Музыка в сумерках - Гайдуков Сергей - Страница 2
- Предыдущая
- 2/10
- Следующая
— Седьмой сектор, — сказал мне солидный пожилой мужчина в сером пальто, рукав которого был перехвачен черной траурной повязкой. — Вон туда, — и он показал направление.
Пока я шагал по асфальтовой дорожке к седьмому сектору, я привел в порядок не только верхнюю одежду. Я немного разобрался и со своими мыслями. Надо же, а я и не знал, что фамилия Кудрявого — Байстрюков. И вот этот Кудрявый, то есть Байстрюков, на днях скончался...
Что ж, с этим я разобрался. Оставалась одна маленькая загадка — какого черта меня пригласили на похороны человека, с которым я виделся лишь один раз в жизни? Насколько я помню, я даже не представился тогда. Тем не менее, кому-то понадобилось выяснить мое имя, узнать мой адрес и пригласить сюда, на Прохоровское кладбище...

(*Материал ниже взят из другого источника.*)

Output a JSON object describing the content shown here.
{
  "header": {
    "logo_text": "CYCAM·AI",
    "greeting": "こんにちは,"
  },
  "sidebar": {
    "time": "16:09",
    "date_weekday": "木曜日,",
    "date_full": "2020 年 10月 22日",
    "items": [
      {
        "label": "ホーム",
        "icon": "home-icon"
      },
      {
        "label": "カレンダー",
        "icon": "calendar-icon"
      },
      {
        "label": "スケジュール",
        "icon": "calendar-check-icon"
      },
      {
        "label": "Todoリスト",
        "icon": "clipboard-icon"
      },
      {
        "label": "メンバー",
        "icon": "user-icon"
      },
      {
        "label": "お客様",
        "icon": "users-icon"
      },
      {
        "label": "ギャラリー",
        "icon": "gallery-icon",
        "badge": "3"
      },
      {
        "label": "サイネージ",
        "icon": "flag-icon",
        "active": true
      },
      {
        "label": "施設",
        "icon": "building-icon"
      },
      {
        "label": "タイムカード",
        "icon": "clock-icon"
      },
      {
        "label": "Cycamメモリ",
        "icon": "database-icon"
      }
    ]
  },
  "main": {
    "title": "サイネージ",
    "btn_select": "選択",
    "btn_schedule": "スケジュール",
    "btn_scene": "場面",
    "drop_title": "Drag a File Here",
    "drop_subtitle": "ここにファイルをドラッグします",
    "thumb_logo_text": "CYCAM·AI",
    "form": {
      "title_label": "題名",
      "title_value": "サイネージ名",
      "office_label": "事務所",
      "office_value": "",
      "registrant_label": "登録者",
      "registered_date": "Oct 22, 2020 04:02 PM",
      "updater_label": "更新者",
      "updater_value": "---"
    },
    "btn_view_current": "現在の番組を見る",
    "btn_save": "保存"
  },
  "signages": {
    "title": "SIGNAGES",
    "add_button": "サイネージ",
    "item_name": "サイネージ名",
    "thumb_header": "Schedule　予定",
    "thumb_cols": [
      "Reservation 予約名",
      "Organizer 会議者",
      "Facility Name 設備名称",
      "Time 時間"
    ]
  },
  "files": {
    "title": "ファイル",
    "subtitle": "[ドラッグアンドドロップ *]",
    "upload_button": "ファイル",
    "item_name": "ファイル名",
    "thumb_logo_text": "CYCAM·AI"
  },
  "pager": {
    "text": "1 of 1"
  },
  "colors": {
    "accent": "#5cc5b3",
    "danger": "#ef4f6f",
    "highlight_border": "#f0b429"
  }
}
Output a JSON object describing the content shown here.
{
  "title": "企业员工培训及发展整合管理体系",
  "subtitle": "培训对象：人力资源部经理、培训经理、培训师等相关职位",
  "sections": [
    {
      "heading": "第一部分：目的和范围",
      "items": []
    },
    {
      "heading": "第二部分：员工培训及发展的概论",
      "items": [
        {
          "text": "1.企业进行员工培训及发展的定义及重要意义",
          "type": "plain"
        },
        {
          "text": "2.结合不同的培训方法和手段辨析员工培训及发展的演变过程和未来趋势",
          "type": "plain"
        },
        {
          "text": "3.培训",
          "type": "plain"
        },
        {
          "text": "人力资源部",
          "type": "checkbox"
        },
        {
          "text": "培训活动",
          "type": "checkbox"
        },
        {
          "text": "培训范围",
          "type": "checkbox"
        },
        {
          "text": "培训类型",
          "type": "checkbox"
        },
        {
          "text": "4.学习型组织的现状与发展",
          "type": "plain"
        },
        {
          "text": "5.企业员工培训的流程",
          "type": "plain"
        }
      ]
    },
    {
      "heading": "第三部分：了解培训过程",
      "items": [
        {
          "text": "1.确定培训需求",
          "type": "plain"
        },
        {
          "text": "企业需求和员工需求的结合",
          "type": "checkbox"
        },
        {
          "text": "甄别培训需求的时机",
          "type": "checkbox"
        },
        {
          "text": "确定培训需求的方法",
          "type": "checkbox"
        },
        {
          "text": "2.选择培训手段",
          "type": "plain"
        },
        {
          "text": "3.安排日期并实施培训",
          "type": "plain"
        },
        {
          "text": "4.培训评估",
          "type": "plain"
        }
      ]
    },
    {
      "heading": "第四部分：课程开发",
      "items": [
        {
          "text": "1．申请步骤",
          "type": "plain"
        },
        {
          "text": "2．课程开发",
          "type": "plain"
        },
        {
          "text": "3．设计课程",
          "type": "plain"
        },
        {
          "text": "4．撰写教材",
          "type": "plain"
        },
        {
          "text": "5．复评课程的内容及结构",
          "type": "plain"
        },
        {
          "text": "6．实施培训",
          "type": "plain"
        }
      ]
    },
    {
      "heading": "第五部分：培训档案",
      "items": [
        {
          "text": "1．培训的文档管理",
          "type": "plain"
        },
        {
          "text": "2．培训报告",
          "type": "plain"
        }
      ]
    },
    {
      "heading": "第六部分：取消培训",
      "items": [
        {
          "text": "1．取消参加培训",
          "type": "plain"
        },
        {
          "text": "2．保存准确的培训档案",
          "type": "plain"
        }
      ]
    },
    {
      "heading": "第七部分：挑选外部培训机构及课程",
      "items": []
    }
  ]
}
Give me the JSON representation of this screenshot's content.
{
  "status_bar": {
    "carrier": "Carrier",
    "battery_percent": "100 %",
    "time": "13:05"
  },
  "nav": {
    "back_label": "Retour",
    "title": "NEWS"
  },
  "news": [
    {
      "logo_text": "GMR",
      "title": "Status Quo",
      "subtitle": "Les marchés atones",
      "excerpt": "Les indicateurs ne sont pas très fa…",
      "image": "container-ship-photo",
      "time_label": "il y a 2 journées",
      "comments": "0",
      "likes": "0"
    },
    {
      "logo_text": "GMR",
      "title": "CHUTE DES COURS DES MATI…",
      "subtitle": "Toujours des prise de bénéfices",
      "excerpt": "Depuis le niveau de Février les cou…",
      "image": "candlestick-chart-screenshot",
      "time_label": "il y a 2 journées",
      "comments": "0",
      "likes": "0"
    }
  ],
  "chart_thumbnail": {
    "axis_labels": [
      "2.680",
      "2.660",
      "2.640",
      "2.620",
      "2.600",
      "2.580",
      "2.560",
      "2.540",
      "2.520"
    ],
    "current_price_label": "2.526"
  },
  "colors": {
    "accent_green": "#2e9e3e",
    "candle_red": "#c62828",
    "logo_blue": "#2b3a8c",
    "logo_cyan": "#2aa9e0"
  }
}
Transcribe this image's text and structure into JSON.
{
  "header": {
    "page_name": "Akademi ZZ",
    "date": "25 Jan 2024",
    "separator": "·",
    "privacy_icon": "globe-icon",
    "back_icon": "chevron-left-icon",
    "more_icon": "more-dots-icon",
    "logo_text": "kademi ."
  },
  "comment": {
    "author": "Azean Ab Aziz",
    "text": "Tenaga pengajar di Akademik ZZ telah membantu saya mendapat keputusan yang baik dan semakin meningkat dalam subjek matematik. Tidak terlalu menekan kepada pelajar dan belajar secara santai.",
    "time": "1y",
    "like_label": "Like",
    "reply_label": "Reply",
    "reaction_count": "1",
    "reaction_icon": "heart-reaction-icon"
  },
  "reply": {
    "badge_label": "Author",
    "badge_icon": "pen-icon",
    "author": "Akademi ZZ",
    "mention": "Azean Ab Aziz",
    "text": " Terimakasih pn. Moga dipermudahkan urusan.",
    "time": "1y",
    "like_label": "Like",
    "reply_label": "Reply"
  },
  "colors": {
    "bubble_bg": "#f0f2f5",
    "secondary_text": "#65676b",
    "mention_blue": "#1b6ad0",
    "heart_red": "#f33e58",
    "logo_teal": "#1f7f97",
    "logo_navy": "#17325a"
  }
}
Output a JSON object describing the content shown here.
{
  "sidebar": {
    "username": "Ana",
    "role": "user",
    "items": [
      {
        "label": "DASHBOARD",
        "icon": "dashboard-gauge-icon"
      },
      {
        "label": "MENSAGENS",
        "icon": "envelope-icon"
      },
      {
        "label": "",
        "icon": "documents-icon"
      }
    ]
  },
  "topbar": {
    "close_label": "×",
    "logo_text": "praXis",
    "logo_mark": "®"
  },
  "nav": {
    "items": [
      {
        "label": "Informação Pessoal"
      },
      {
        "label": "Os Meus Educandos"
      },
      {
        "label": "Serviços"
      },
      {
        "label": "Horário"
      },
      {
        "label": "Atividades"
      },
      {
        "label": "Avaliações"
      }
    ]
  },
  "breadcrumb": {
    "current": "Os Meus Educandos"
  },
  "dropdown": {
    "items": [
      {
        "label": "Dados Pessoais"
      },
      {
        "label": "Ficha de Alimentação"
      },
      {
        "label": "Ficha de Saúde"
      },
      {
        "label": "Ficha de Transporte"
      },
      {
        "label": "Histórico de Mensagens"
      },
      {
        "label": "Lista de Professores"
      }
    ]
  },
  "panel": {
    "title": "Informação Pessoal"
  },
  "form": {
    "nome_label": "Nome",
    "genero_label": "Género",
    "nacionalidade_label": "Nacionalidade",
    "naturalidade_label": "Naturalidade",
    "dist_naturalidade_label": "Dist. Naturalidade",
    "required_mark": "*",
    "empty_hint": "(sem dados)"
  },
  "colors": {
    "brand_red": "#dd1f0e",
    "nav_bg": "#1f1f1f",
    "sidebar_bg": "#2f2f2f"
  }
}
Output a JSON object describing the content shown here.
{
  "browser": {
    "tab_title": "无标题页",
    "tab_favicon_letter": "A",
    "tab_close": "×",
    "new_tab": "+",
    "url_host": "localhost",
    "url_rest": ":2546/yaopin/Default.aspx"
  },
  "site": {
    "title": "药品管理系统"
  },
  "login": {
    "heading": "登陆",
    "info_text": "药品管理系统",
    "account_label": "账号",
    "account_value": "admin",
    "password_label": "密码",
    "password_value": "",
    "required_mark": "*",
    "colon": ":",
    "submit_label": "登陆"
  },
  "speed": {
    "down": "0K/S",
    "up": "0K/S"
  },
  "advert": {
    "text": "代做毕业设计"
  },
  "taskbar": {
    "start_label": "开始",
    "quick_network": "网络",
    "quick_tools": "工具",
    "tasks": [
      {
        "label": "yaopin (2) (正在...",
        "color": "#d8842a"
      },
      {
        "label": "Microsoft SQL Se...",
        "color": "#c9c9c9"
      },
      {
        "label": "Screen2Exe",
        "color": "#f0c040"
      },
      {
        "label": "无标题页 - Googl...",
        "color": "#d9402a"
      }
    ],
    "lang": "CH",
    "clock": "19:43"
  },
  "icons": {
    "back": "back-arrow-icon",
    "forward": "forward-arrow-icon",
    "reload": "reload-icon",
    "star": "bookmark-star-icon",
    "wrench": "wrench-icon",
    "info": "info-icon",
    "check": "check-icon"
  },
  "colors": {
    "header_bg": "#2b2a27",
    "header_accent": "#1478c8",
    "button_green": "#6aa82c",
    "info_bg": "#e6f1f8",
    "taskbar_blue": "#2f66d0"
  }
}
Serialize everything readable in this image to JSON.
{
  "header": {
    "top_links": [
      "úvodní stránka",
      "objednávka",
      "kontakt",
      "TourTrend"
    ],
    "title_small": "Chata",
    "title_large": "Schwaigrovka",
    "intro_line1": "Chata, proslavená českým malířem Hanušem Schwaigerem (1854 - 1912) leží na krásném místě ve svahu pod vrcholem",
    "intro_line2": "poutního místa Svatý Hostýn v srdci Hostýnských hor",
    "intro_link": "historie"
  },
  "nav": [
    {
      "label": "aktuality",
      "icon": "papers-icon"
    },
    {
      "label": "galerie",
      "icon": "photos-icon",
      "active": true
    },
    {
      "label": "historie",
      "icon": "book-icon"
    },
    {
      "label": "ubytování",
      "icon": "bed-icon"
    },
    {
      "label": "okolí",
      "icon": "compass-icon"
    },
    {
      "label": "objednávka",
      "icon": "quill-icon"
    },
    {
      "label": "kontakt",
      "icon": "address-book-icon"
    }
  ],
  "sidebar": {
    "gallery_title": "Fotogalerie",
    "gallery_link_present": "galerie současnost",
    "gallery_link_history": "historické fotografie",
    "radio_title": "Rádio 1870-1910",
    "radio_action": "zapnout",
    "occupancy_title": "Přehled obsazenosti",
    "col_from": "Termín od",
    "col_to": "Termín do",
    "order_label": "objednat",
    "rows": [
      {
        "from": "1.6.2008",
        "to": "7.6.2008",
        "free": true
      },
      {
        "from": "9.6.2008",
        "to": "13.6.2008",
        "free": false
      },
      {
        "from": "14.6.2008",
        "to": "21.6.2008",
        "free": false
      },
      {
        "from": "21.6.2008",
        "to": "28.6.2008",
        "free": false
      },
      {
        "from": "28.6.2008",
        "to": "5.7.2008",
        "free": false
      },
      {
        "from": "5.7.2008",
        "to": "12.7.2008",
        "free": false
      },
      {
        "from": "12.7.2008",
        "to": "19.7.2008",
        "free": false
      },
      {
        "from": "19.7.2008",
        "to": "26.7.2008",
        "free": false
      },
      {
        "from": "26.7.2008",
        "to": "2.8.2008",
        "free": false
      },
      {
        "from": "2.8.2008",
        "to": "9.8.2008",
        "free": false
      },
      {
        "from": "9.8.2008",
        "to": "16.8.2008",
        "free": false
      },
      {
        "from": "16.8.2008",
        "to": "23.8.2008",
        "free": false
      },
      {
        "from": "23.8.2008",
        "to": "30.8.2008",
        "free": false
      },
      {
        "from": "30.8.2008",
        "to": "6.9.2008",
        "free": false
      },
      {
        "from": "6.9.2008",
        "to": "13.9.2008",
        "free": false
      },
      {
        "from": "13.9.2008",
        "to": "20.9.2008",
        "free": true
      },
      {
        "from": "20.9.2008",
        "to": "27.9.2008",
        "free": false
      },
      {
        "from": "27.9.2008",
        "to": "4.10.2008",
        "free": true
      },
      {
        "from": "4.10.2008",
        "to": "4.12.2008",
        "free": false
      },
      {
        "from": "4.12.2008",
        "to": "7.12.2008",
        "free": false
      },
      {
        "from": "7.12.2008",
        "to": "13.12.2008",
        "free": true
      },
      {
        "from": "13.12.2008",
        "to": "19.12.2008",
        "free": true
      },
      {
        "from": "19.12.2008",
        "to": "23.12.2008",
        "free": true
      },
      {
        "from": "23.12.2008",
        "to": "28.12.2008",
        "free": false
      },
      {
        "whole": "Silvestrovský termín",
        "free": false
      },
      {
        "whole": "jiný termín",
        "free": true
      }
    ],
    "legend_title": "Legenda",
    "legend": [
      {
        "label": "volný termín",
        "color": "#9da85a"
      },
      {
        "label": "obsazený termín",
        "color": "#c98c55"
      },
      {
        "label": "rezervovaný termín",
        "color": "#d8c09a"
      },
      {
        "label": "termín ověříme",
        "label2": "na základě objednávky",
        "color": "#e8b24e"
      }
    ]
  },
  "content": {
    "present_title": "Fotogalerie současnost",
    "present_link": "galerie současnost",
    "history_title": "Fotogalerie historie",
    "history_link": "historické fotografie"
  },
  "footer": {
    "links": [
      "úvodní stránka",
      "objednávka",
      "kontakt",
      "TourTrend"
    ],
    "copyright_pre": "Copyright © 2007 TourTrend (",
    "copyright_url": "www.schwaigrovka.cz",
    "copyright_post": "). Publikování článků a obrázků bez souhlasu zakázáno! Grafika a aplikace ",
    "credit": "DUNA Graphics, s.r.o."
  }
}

Кому это понадобилось? И зачем?
Я узнал это минуту спустя, когда подошел вплотную к седьмому сектору и увидел толпу человек в сто — сто пятьдесят, плотным полукольцом окружившую свежевырытую могилу. Рядом выстроился оркестр, и звуки скорбного марша разносились по всему кладбищу.
Все это я увидел и остановился, раздумывая, стоит ли оставаться здесь до конца или лучше выбраться обратно, ведь личность покойного не вызывала у меня особых симпатий... Честно говоря, никаких симпатий не вызывал у меня этот подонок.
Пока стоял и прикидывал, как мне покинуть место, куда я так долго прорывался, ко мне подошли два человека с черными повязками на рукавах и сказали, что мне нужно «кое-куда пройти».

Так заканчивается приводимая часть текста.